Thanks to Tom0Mason for pointing out the following graphic SPM.3 at from the UNIPCC AR5 WGII report.
He states
Within the documentation (page 9 of the full report) is Figure SPM.3 | Climate-change adaptation as an iterative risk management process with multiple feedbacks. People and knowledge shape the process and its outcomes. [Figure 2-1]
This graphic implies that the UN has the ability to tell governments what to do. You all voted for that didn’t you?
Yes the UN minions have set themselves up as identifiers of risk, assessors of risk, establishers of decision-making criteria, and implementers decision and then they’ll monitor you compliance.
I am not sure that I entirely agree. The UNIPCC might have set themselves up as telling governments what to do, but they only partially heed what they claim in the chart, and governments even less so. For instance on “scoping“, the identification of risks and vulnerabilities is only partially followed through. In AR4 the UNIPCC scrapped around for every possible risk they could find, and then embellished them. They later admitted the Himalayan glaciers were fabricated, but there was nothing on similar fabrications for crop failures in Africa or for the collapse of the Amazon Rainforest. Nor was there an admission that claims of increasing hurricane activity were unsupported; or that the vanishing snows of Kilimanjaro were not from rising temperatures . The process of scoping should include categorizing risks according to magnitude, likelihood and the quality of the evidence. But no such critical evaluation takes place.
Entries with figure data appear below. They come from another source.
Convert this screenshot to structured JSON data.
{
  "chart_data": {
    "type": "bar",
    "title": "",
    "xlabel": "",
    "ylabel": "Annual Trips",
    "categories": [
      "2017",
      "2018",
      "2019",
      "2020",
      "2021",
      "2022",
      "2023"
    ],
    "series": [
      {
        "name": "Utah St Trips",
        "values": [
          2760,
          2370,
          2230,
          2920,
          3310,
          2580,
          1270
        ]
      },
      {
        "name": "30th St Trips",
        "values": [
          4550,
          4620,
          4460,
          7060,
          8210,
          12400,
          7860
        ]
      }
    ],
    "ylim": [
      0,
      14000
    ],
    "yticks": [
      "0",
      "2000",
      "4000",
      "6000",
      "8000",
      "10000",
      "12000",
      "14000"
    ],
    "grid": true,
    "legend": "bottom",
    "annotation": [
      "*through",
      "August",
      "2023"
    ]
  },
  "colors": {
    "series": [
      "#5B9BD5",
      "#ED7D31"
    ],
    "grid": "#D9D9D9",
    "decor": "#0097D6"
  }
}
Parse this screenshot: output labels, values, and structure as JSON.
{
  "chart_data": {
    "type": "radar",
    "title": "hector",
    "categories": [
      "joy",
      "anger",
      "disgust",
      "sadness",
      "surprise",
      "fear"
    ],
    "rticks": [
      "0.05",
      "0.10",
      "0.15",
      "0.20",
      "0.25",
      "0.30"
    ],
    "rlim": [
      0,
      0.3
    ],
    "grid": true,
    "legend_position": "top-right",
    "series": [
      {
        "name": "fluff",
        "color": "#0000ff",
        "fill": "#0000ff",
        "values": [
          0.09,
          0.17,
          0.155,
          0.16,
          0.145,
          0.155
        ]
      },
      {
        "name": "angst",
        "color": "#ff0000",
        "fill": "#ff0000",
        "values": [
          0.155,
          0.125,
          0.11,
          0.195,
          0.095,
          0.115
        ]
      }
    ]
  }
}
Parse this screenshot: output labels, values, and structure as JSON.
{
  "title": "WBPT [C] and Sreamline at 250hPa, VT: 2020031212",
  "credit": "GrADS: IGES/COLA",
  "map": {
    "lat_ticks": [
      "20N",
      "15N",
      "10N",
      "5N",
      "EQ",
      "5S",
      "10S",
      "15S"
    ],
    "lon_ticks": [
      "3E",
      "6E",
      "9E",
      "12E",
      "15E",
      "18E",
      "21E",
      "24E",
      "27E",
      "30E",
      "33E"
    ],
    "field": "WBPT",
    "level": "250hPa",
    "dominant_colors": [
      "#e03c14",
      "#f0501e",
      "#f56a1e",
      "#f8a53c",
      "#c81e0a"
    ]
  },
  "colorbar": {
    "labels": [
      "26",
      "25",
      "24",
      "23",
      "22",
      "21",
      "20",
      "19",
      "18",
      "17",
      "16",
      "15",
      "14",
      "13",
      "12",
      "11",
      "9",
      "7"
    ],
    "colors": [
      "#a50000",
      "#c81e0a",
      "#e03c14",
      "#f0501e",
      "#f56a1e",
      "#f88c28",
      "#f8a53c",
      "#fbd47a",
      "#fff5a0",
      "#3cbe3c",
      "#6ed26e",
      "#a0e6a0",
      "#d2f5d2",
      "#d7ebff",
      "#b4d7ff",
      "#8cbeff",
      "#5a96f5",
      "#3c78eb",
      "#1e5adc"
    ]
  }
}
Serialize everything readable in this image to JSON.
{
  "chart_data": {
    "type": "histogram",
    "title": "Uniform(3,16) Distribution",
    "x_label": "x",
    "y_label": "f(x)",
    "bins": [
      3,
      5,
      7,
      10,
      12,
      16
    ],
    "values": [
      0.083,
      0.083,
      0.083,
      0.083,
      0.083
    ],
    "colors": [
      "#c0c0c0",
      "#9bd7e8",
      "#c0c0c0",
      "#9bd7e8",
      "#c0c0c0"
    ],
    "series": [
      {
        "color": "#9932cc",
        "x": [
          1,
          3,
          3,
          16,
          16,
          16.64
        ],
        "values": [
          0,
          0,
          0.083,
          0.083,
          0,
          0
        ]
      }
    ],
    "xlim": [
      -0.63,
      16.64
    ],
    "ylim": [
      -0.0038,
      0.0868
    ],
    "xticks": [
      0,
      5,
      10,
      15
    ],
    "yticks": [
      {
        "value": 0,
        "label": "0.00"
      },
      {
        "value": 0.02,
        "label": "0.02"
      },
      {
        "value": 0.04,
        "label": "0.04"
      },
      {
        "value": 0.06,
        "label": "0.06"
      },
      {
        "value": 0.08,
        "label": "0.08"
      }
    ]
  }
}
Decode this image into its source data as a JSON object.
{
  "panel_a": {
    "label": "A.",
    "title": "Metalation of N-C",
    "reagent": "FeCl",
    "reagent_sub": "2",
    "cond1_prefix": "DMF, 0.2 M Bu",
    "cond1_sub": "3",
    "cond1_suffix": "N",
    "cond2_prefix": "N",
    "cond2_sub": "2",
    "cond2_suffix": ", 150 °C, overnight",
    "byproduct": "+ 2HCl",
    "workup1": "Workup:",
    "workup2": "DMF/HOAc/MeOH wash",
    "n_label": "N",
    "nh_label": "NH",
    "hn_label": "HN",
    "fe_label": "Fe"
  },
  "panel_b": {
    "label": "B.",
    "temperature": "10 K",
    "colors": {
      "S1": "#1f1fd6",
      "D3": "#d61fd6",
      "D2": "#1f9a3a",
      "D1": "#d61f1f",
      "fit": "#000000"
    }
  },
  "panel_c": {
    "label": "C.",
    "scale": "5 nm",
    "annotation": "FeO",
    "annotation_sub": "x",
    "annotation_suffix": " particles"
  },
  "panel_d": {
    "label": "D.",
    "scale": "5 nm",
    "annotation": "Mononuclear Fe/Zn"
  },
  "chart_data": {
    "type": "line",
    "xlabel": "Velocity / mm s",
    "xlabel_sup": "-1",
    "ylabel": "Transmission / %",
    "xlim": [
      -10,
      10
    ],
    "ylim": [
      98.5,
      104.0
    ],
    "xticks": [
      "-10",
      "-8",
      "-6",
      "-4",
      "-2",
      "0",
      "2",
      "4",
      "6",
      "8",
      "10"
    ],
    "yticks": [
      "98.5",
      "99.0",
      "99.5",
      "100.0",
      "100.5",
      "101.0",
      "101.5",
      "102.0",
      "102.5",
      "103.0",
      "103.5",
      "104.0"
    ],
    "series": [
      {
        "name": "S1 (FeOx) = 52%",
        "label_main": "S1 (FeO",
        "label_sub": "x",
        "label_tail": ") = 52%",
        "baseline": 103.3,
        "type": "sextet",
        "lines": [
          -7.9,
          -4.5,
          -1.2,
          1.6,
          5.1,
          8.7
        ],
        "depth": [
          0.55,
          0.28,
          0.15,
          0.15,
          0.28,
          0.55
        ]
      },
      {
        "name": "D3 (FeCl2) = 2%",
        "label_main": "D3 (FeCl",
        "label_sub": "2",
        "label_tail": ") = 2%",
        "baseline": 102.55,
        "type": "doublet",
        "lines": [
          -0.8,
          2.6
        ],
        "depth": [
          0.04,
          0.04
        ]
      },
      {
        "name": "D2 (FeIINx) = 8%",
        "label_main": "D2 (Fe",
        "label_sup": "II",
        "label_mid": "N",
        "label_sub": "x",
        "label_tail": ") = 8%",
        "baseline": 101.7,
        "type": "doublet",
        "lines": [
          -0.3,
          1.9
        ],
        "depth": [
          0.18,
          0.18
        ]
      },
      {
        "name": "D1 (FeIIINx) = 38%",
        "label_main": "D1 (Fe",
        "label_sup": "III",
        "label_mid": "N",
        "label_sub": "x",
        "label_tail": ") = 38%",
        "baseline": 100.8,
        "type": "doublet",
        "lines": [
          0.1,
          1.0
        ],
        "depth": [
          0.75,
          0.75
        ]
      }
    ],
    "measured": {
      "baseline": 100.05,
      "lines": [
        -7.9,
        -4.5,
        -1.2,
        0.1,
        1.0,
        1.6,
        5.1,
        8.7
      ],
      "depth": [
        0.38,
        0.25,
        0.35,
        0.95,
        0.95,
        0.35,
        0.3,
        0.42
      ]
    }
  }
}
Implementation is a loop of
Implement Decision → Monitor → Review and Learn
In practice (with the UK as an example) implementation is accompanied by an enforcing agency whose monitoring consists of justifying the policy, with no independent audits of the success of the policy, nor identifying any adverse consequences. As a result the reviews to not learn from mistakes, nor how to improve the quality of policy, nor how to take into account new evidence, nor to consider the increasing evidence that the optimal policy is to do nothing.
Kevin Marshall
tom0mason
/ 17/10/2014Thank-you Kevin,
I have not completely read this document as the periodic numbness still overwhelms.
On this point raised, I fear the UN is very much attempting to seduce governments into doing their wishes now, so that on other issues the ground is prepared for more formal UN instructions and demands. A sort of softening-up process, leading to normalizing a command structure with the UN assuming the primary directorial position.
And all done without an election of the people most affected by the UN – ordinary people.